The Mudcat Café TM
Thread #109286   Message #2287516
Posted By: theleveller
13-Mar-08 - 01:13 PM
Thread Name: BS: The last days of Thatcher
Subject: RE: BS: The last days of Thatcher
Teribus wrote:
"Out of curiosity I'd like to know what exactly were those, "efforts by workers to better themselves." that the British Police Force opposed - Did chucking 21 kilo slabs of concrete through taxi windows from motorway bridges have anything to do with it Jim? What were those particular workers improving - their aim?"

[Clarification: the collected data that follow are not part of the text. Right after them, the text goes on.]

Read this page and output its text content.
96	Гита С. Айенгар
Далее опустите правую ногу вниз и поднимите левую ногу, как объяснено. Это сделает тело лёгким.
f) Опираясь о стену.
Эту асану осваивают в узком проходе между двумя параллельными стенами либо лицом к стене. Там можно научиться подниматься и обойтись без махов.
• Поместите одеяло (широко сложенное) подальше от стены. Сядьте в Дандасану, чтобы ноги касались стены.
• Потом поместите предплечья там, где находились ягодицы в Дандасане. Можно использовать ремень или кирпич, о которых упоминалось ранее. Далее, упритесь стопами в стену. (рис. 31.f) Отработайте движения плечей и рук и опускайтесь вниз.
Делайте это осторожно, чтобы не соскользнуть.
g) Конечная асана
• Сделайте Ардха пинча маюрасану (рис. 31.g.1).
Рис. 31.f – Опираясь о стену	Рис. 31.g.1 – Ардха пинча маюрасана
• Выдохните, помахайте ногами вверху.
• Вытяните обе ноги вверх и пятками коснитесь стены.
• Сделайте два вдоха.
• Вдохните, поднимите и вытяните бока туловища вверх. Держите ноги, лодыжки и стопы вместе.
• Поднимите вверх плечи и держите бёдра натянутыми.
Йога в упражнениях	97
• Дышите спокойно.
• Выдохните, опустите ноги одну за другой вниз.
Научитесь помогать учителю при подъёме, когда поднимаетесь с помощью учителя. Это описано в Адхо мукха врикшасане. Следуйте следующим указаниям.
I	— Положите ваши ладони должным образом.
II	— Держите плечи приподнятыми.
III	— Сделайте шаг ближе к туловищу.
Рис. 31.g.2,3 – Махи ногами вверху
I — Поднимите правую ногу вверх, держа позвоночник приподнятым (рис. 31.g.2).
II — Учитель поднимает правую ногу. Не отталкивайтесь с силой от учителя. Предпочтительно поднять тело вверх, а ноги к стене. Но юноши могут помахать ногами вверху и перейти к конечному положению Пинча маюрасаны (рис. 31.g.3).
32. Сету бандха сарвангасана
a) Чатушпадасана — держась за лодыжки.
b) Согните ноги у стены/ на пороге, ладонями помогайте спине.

Having lived in the Selby Coalfields at the time of the miners' strike, there is no doubt that the force used by the police was both disproportionate and unprovoked. Here is a description of the conflict at Gascoigne Wood, which, having lived just a couple of miles away, I believe to be largely correct:

"The atmosphere had been jovial, the pickets confident of their personal strength against the equally numbered police, as the pickets non-violently but relentlessly pushed forward they were singing. A sergeant after trying to hold back the swell but finally inched off the road conceded good naturedly "I think that's one to you !". Next the police drew back a few paces, a moment passed, then they drew truncheons and charged, swinging and smashing into the packed ranks of pickets. At this moment the pickets fell back into a ploughed field, and having nothing else to hand volleyed the police with lumps of clay and earth. The sky for a few minutes was black with flying mud. Both channels cut and reversed the film to show the clods of earth being thrown and THEN the baton charge, at the same time the pundits announcing:- "Police were forced to draw batons to protect themselves against stone throwing pickets!"

And before you say I'm biased in this, let me tell you that my eldest son is a police officer and that I blame Scargill for the demise of the British coal industry as much as I do Thatcher. The clash of egos is still echoing around this part of Yorkshire. I pass Gascoigne Wood colliery twice a day on the train and it breaks my heart to watch as it is dismantled bit by bit and carted away.

And as for Thatcher's legacy a bit further south in Sheffield....

I dodn't wish the evil old woman any harm but let's hope that we never see that kind of politics ever again; her 'everyone for themselves' approach is, as Richard Bridge said, responsible for the breakdown of social values that we are experiencing today.